The November edition of WFA is traditionally one of the hardest to produce. Retailers are busy cramming in orders, fabricators are at full production and wholesalers are under pressure to ensure that their orders are being expedited on time, all of which means that getting comments prepared for our pages can often be put to one side. I’m very happy to report that this year’s November edition was no different, with the industry rushed off its feet in the lead up to Christmas. Even here in Melbourne where we are once again allowed to leave our homes for any reason at all (hooray) the backlog of orders placed before and during lockdown mean that most businesses will have one of the busiest peak seasons in history.
The coronavirus pandemic has had its silver linings for this industry, with sales up nationally despite the Melbourne lockdown, and there is more good news in the form of the budget and in the training sector. For years the industry has grappled with the task of finding the next generation of workers, but the resilience of this sector compared to many others, along with government incentives to hire young workers and apprentices, offers a once in a generation opportunity. You can read more about the incentives and wage subsidies on offer on page 20, but this is only one element of the opportunity. Currently with hospitality and tourism sectors depressed for the foreseeable future, there is now an abundance of highly presentable young people with great customer service skills, who ordinarily might not have considered the window furnishings industry as a career option. Now, more than ever, is the time to invest in new staff from this cohort, as well as existing staff, for the future of your business.
You are of course all well aware by now that the instant asset write-off scheme announced in the Federal Budget means it is also a great time to invest it in capital equipment and whilst every business is different, the fact that we have effectively two financial years to plan this investment should be very exciting.
Finally, tucked away in the later pages of this edition you will find a significant case study on a project recently undertaken by Blinds by Peter Meyer. The job is purported to be the first in Australia undertaken via a Performance Solution required to adhere to recent changes to the Building Codes of Australia Fire Regulations of the National Construction Code (NCC).
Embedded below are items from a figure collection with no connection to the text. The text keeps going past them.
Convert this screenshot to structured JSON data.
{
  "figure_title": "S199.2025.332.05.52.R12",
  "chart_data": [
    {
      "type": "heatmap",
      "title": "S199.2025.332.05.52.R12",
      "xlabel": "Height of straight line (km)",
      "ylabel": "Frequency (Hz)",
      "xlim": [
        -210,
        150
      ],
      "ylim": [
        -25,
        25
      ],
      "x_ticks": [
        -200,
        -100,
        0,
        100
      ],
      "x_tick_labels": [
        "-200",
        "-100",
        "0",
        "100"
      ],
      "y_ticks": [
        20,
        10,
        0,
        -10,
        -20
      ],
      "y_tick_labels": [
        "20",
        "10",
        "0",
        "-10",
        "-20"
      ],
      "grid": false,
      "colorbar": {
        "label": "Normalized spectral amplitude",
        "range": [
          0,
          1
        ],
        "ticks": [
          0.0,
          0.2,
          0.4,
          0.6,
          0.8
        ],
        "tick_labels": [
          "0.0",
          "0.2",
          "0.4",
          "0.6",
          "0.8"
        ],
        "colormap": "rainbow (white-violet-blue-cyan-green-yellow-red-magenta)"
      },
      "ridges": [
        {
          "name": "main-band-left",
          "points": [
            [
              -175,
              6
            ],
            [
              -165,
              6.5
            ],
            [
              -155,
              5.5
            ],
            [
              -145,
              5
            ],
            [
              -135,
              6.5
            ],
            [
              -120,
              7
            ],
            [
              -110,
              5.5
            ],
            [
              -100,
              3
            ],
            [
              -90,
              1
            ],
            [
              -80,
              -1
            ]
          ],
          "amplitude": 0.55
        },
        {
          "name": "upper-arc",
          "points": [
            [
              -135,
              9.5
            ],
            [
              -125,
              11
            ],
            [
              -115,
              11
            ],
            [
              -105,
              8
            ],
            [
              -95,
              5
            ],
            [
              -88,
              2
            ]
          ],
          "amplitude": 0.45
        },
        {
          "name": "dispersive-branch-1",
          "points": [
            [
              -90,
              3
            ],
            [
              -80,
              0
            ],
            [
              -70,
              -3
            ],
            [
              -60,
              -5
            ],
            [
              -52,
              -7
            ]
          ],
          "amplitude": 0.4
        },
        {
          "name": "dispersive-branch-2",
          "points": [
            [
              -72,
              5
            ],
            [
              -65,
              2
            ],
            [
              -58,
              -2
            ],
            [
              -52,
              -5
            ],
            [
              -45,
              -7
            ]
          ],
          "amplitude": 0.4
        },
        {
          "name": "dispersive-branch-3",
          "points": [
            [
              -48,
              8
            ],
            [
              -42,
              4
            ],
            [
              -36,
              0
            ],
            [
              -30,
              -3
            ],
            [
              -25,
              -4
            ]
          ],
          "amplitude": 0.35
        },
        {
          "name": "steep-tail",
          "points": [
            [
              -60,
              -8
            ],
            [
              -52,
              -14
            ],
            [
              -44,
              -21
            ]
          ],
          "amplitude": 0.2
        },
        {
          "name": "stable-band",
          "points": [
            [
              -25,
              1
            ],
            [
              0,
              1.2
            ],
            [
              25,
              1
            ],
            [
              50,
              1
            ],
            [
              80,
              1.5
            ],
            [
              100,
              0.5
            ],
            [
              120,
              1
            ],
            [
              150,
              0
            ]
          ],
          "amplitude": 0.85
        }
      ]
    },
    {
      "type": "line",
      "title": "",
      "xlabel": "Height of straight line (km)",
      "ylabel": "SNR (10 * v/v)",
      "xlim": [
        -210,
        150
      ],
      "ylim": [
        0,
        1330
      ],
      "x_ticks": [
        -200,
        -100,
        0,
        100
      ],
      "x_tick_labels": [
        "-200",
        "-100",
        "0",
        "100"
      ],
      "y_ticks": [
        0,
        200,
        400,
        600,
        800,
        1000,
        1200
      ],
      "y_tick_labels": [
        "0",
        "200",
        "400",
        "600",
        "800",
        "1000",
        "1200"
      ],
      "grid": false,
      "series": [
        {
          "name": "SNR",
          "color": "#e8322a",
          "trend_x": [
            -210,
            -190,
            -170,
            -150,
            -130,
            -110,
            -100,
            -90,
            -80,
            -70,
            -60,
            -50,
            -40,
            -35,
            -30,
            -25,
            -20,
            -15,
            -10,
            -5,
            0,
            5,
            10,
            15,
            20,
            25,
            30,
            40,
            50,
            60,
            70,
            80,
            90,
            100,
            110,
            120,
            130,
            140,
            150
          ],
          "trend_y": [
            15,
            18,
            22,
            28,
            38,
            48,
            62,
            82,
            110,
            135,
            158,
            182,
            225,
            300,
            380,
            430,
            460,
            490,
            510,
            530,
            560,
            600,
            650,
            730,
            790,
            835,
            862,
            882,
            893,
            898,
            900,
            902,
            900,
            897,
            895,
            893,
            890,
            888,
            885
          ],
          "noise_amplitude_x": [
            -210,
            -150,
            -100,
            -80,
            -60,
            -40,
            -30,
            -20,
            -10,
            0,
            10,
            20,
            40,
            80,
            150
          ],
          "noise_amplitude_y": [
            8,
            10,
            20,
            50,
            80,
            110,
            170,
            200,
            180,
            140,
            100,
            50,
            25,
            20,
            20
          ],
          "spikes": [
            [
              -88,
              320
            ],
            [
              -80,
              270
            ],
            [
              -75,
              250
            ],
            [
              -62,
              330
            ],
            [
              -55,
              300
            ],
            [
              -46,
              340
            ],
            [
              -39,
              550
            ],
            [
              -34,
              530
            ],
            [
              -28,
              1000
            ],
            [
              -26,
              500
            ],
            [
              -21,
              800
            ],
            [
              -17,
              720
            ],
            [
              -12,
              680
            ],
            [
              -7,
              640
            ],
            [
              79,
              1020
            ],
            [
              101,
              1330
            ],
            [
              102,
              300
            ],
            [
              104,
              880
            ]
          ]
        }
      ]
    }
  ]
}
The changes stipulate that any product being fitted onto commercial buildings or high-rise apartment blocks above the first floor must be non-combustible. The BMAA and industry have been grappling with this issue ever since and whilst it is hoped the NCC can be changed in the near future, the project on Page 80 is hoped to be the first of many that can be achieved using the Performance Solution model. A recent survey by the BMAA showed that 65% of surveyed members had been adversely affected by the NCC changes, with more than half of those quantifying the lost business at over $100,000. Half of all respondents reported they had turned business away due to liability issues.